Viertes Kapitel.

[44] Wie Pantagruel seinem Vater Gargantua antwortet und ihm allerhand schöne und rare Sachen schickt.


Nach Lesung des Briefs besprach sich Pantagruel mit dem Fürschneider Malicorn von allerley, und blieb mit ihm so lang zusammen, bis Panurg ihm in die Red einfallend frug: Und wann trinket ihr? Wann trinken wir? Wann trinkt der Herr Fürschneider? Heißt dieß nicht satt parlamentirt für'n Durst? – Wohl gesprochen! antwort Pantagruel; laßt hie im Wirtshaus nebenan, zum reitenden Satyr, den Imbiß rüsten. – Unterdessen setzt' er sich und schrieb dem Boten die Depesch an den Gargantua wie folgt:


Grundgütiger Vater!


Wie bei jedem unverhofften, unvorgesehenen Ereigniß in diesem flüchtigen Erden-Leben unsre Sinne und thierische Geister gewaltsamer und lähmender erschüttert werden, (ja oft so sehr, daß drob der Leib die Seel im Stich läßt, selbst wenn dergleichen plötzliche Zeitung uns wohlgefällig und erwünscht wär) als wenn man sie zuvorbedacht und erwartet hätt: so hat mich auch die unvermuthete Erscheinung Eures Fürschneiders Malicorn höchlich erschüttert und bestürzet.

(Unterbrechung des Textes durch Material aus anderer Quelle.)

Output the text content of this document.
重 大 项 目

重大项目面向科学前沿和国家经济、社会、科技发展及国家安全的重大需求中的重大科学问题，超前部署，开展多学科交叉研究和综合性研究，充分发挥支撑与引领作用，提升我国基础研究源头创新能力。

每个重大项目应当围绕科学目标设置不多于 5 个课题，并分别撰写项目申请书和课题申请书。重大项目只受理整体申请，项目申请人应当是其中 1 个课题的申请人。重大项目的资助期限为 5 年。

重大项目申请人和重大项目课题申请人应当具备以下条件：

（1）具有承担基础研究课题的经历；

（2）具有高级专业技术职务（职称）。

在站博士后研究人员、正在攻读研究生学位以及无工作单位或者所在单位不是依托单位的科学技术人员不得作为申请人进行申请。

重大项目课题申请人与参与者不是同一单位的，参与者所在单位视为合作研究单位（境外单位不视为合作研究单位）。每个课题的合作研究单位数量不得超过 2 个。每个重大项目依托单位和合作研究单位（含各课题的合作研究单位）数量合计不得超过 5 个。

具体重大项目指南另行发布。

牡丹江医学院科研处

Maasen ich weder Eurer Diener Einen zu sehen, noch von Euch Zeitung vor Beendigung unsrer Reis zu hören vermeint, und in der süssen Erinnerung an Eure hohe Majestät, wie sie im innersten Kämmerlein meines Hirns geschrieben, ja fest eingeprägt steht, gern verharret; mir öfters selbige in ihrer wahren und wirklichen Gestalt leibhaft fürbildend.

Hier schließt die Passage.